European commissioner for the internal market, Elżbieta Bieńkowska, welcomed the decision of the US Federal Communications Commission (FCC) to allow use of EU’s Galileo global navigational satellite system in the United States.
“I am very pleased that this waiver was granted. It demonstrates the US government’s confidence in Galileo’s benefits and performance,” Bieńkowska said in a statement on November 16.
A day earlier, the FCC ruled to grant a partial waiver to the Galileo system from the US regulations that prohibit ground stations (smartphones and navigation devices are included in that scope) from linking to foreign-owned satellites.
The Air Force’s Global Positioning System (GPS) and Galileo are inter-operable and compatible due to a 2004 EU-US agreement.
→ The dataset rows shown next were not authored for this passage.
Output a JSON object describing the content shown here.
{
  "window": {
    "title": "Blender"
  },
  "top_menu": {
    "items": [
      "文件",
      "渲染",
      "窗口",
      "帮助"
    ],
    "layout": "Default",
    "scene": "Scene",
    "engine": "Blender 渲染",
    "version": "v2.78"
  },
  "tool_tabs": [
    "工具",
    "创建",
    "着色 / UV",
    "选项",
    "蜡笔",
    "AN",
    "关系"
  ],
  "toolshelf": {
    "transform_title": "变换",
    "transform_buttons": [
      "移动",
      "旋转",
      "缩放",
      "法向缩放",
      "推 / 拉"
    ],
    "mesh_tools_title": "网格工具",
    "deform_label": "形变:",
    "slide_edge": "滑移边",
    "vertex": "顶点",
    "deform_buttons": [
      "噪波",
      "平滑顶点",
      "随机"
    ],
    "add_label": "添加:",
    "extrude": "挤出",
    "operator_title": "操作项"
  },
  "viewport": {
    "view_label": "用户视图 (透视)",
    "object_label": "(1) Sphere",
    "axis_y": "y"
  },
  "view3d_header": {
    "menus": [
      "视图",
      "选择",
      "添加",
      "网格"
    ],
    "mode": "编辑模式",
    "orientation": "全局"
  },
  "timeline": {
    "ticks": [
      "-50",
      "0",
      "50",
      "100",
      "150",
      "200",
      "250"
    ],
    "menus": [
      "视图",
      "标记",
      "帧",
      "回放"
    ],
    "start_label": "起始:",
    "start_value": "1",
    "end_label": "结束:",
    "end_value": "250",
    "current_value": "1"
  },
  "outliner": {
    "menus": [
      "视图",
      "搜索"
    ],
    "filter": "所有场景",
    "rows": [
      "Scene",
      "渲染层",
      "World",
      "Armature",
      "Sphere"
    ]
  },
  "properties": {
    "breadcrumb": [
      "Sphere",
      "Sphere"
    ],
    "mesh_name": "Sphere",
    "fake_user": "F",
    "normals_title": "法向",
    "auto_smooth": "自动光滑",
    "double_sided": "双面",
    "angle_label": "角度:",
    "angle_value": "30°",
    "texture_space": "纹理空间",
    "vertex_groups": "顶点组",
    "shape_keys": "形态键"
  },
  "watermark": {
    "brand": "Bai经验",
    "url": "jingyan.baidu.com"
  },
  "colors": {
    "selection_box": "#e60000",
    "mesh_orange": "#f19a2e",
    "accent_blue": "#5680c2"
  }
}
Galileo, in operation since December 2016, currently has 26 of 30 planned satellites in orbit, with the system completion expected by 2020.
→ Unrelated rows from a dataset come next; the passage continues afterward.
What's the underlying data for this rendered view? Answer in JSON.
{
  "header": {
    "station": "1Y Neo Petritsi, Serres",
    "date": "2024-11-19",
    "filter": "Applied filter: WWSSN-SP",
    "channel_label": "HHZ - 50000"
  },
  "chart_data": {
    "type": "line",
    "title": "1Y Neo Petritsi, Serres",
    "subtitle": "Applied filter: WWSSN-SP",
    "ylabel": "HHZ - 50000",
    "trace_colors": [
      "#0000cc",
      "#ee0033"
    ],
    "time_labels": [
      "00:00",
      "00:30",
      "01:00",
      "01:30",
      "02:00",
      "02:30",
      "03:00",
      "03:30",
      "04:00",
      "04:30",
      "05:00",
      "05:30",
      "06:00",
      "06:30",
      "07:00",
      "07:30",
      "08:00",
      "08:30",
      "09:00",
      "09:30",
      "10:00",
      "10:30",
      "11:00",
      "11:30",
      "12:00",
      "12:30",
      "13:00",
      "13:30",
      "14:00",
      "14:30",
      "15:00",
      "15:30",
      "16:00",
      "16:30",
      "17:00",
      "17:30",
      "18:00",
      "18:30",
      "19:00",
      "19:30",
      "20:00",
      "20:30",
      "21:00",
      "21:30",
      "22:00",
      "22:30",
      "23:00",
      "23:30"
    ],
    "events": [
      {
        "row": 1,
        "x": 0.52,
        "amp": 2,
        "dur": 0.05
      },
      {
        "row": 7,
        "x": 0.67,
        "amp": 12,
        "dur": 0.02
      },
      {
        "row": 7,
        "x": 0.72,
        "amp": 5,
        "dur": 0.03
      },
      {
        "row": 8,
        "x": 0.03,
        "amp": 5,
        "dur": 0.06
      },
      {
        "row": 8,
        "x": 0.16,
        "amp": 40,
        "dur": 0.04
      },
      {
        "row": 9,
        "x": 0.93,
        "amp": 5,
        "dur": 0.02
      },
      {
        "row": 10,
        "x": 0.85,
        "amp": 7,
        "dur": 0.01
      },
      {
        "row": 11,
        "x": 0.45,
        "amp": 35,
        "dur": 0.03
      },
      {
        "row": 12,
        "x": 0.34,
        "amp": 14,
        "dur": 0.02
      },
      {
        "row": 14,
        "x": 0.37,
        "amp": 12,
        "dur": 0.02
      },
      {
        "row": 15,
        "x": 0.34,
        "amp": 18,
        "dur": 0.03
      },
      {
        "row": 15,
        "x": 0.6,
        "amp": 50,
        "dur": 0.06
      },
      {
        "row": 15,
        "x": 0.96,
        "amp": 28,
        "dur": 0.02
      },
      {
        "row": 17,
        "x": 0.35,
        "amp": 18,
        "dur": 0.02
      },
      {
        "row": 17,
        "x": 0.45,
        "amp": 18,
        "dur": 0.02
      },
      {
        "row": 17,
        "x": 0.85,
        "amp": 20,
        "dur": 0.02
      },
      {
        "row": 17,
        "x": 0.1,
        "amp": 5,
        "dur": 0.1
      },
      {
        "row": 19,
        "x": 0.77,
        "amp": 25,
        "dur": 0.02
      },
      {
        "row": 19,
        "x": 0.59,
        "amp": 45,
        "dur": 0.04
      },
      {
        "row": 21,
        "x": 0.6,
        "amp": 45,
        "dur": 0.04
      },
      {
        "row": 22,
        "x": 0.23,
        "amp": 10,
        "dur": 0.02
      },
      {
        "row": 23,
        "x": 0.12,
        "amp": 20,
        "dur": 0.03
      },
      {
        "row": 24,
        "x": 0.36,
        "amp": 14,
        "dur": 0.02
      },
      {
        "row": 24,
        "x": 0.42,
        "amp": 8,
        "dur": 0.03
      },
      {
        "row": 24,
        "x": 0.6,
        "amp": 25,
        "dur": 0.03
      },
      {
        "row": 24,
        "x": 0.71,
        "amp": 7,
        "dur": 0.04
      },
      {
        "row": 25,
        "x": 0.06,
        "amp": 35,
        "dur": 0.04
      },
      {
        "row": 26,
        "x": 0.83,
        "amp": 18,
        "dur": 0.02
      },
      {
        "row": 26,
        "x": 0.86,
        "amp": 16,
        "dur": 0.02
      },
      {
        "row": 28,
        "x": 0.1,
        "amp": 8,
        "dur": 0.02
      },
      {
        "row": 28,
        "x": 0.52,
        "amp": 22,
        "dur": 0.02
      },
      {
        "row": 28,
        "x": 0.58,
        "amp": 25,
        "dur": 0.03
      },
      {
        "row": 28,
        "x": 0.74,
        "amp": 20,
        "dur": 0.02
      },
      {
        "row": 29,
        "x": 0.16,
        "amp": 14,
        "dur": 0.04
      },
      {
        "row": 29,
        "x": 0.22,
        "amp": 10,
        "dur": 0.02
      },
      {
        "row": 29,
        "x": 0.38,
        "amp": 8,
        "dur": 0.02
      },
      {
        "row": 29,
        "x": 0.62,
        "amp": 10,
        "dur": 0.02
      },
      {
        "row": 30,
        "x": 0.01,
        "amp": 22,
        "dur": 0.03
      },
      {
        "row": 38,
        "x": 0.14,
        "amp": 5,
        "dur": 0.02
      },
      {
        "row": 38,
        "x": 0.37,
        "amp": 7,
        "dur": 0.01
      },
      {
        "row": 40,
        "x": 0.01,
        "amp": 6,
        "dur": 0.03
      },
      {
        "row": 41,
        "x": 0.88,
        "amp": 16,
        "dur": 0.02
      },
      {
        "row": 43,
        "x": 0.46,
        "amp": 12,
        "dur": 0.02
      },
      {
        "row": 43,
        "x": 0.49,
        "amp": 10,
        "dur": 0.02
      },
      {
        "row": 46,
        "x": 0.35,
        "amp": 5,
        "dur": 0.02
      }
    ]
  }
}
The waiver allows access to the E1 and E5 signals transmitted by the Galileo system, but not the E6 signal, which is in a frequency band not allocated in the US, FCC said.
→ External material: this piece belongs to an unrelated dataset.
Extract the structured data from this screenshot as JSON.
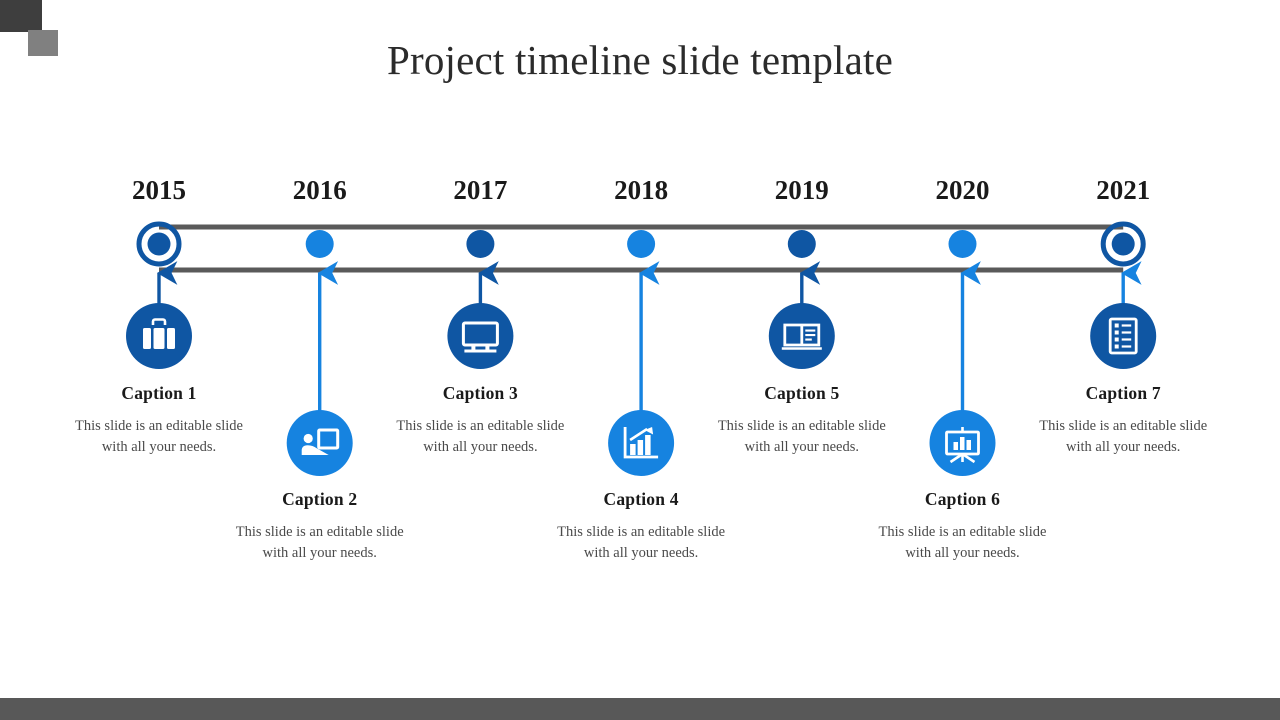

The US regulator said that its decision would benefit consumers and industry, who will have “improved availability, reliability, and resiliency of these position, navigation, and timing services.”
Bieńkowska echoed that assessment in her statement: “Galileo has been providing services to more than 400 million users since December 2016. The waiver will increase Galileo’s market uptake further and benefit US citizens and businesses. We will continue to complete the Galileo constellation until 2020, but already today we know that Galileo is a success and that the EU is indeed a space power.”